Beitrag vom 24.12.2021
FAZ Leserbrief
Wie es am Anfang war
Ich habe mit Interesse Ihre ausführliche Buchbesprechung „Das verspätete Ministerium. Wie das Thema Entwicklungshilfe in der bundesdeutschen Politik allmählich ankam“ von Guido Thiemeyer (F.A.Z. vom 14. Dezember) über den Beginn der deutschen Entwicklungshilfe gelesen und mir anschließend das besprochene Buch gekauft und gelesen. Es ist nichts dagegen zu sagen, dass der Verfasser eine besondere Vorliebe für den Bundesminister Eppler (SPD) hat. Aber weder die Herren Minister Scheel noch Wischnewski noch Eppler haben die Anfänge der Deutschen Technischen Entwicklungshilfe miterlebt oder gar gestaltet. Das Auswärtige Amt hatte 1957/58 die Idee, den , wie es damals noch hieß, unterentwickelten Ländern zu helfen. 50 Millionen Mark standen dafür bereit. Es gab auch von Fachleuten erstellte Pläne für die Errichtung und den Betrieb von Gewerbeschulen in Entwicklungsländern. Aber wer und wie macht man das ? Das AA wandte sich an die damals im Besitz des Bundes und einiger Länder befindliche Wirtschaftsprüfungs- und Treuhand AG (abgekürzt Treuarbeit) in Frankfurt mit der Bitte um Hilfe. Die Treuarbeit hatte für solche Aufträge eine 100prozentige Tochtergesellschaft, „Garantie Abwicklungsgesellschaft, GAWI GmbH“ . Als erstes Projekt sollte die Ausrüstung und das Personal für eine Gewerbeschule in Bagdad beschafft und geliefert werden. Drei Personen wurden ausgewählt zum sofortigen Anfang. Ein Finanzfachmann aus dem eigenen Haus, Herr Dr. Thomas, ein neu angestellter Hamburger Exportkaufmann mit langjähriger Auslandserfahrung, Herr Chudzininski und ein Maschinenbau Ingenieur mit Praxiserfahrung, das war ich. Wir drei haben im Haus der Treuarbeit angefangen, Maschinen, Werkzeuge und Ausrüstung streng nach den Vorschriften der Bundes-Haushaltsordnung auszuschreiben, zu vergeben, zu beauftragen, zu verschiffen, zu versichern und für den Aufbau in Bagdad zu sorgen. Jede Aufgabe und Verrichtung war neu , alle Formulare mussten entwickelt und Arbeitsabläufe festgelegt werden.

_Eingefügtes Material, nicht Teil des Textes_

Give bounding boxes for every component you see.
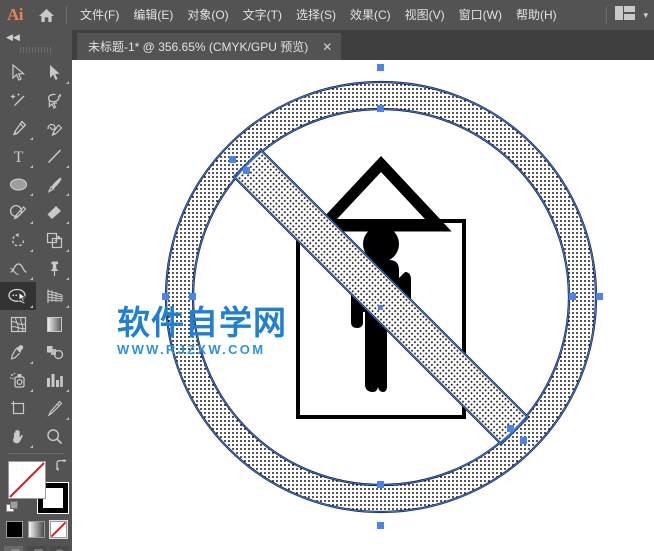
menu-help[interactable]: 帮助(H)	[509, 0, 564, 30]
menubar-divider	[66, 6, 67, 24]
draw-behind-mode[interactable]	[26, 546, 46, 551]
tool-flyout-indicator	[30, 221, 33, 224]
workspace-switcher-icon[interactable]	[615, 5, 636, 25]
tool-flyout-indicator	[66, 165, 69, 168]
tool-flyout-indicator	[30, 445, 33, 448]
tool-flyout-indicator	[30, 193, 33, 196]
tool-flyout-indicator	[66, 193, 69, 196]
tool-flyout-indicator	[30, 249, 33, 252]
menu-window[interactable]: 窗口(W)	[452, 0, 509, 30]
pen-tool[interactable]	[0, 114, 36, 142]
close-icon[interactable]: ✕	[322, 41, 332, 53]
app-logo-icon: Ai	[7, 5, 24, 24]
selection-tool[interactable]	[0, 58, 36, 86]
tool-flyout-indicator	[30, 165, 33, 168]
tool-list: T	[0, 56, 72, 450]
paintbrush-tool[interactable]	[36, 170, 72, 198]
slice-tool[interactable]	[36, 394, 72, 422]
color-mode-flat[interactable]	[5, 521, 23, 538]
swap-fill-stroke-icon[interactable]	[55, 459, 68, 474]
line-segment-tool[interactable]	[36, 142, 72, 170]
tool-flyout-indicator	[66, 81, 69, 84]
menu-file[interactable]: 文件(F)	[73, 0, 126, 30]
menu-object[interactable]: 对象(O)	[180, 0, 235, 30]
menu-edit[interactable]: 编辑(E)	[126, 0, 180, 30]
tool-flyout-indicator	[30, 137, 33, 140]
direct-selection-tool[interactable]	[36, 58, 72, 86]
tool-flyout-indicator	[30, 389, 33, 392]
toolpanel-divider	[8, 453, 64, 454]
magic-wand-tool[interactable]	[0, 86, 36, 114]
scale-tool[interactable]	[36, 226, 72, 254]
menu-type[interactable]: 文字(T)	[236, 0, 289, 30]
mesh-tool[interactable]	[0, 310, 36, 338]
rotate-tool[interactable]	[0, 226, 36, 254]
draw-normal-mode[interactable]	[3, 546, 23, 551]
eraser-tool[interactable]	[36, 198, 72, 226]
workspace-divider	[606, 6, 608, 24]
type-tool[interactable]: T	[0, 142, 36, 170]
document-tab-bar: 未标题-1* @ 356.65% (CMYK/GPU 预览) ✕	[72, 30, 654, 60]
gradient-tool[interactable]	[36, 310, 72, 338]
shaper-tool[interactable]	[0, 198, 36, 226]
tool-flyout-indicator	[66, 249, 69, 252]
fill-swatch[interactable]	[8, 461, 46, 499]
tool-flyout-indicator	[66, 417, 69, 420]
free-transform-tool[interactable]	[36, 254, 72, 282]
tool-flyout-indicator	[66, 221, 69, 224]
eyedropper-tool[interactable]	[0, 338, 36, 366]
blend-tool[interactable]	[36, 338, 72, 366]
ellipse-tool[interactable]	[0, 170, 36, 198]
curvature-tool[interactable]	[36, 114, 72, 142]
workspace-area: ▾	[606, 0, 648, 30]
svg-text:T: T	[13, 149, 23, 165]
tool-flyout-indicator	[30, 277, 33, 280]
document-tab[interactable]: 未标题-1* @ 356.65% (CMYK/GPU 预览) ✕	[77, 33, 342, 60]
panel-drag-handle[interactable]	[0, 44, 72, 56]
zoom-tool[interactable]	[36, 422, 72, 450]
chevron-down-icon[interactable]: ▾	[643, 10, 648, 21]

Die Aufgaben wurde gelöst, örtliches und deutsches Personal angestellt und ein Projekt nach dem anderen , als Ergebnis eines Interministeriellen Ausschusses in Bonn wurde uns übertragen. Als erste Auslandsreisen wurde ich nach Madrid und nach Griechenland geschickt- damals noch Entwicklungsländer – um ein Chemielabor in Madrid beziehungsweise ein Dampfkraftwerk für die Athener Technische Hochschule einzurichten. Gewerbeschulen nach deutschem Muster wurden von uns errichtet und betreut unter anderem in Teheran, Täbris, Aleppo, Kairo, Bangkok, Vientiane und in Burao/Somalia. Daneben wurde neben vielem anderen eine Technische Hochschule in Kandahar, eine große Maschinen-Lehrwerkstatt in Delhi, die technische Hochschule in Madras, eine Omnibus Lehrwerkstatt in Colombo, Krankenhäuser in Senegal gebaut. Alles zunächst ohne BMZ und dann mit tatkräftiger Unterstützung von Minister Scheel im neuen Ministerium. Wir hatten damals ca 200 Mitarbeiter in Frankfurt und circa 1500 Mitarbeiter in den Projekten im Ausland. Das war also die „naive Phase der Deutschen Entwicklungshilfe“, wie es der Verfasser, Herr Linne, nennt. Er hat wohl den Start der Technischen Hilfe 1958 mit nur 3 Mann und den Erfolg in den Jahren danach nicht gesehen. Ich sah 1971 die Entwicklung kommen, dass Minister Eppler die GAWI der von ihm nicht beeinflussbaren, unabhängigen Treuarbeit wegnehmen würde und bin Ende 1971 als Geschäftsführer der GAWI nach 13 Jahren Aufbauarbeit ausgeschieden. 1988 wurde mir das Bundesverdienstkreuz am Bande für meine Tätigkeit in der Entwicklungshilfe verliehen. Jetzt bin ich 92 Jahre alt und seit langem pensioniert.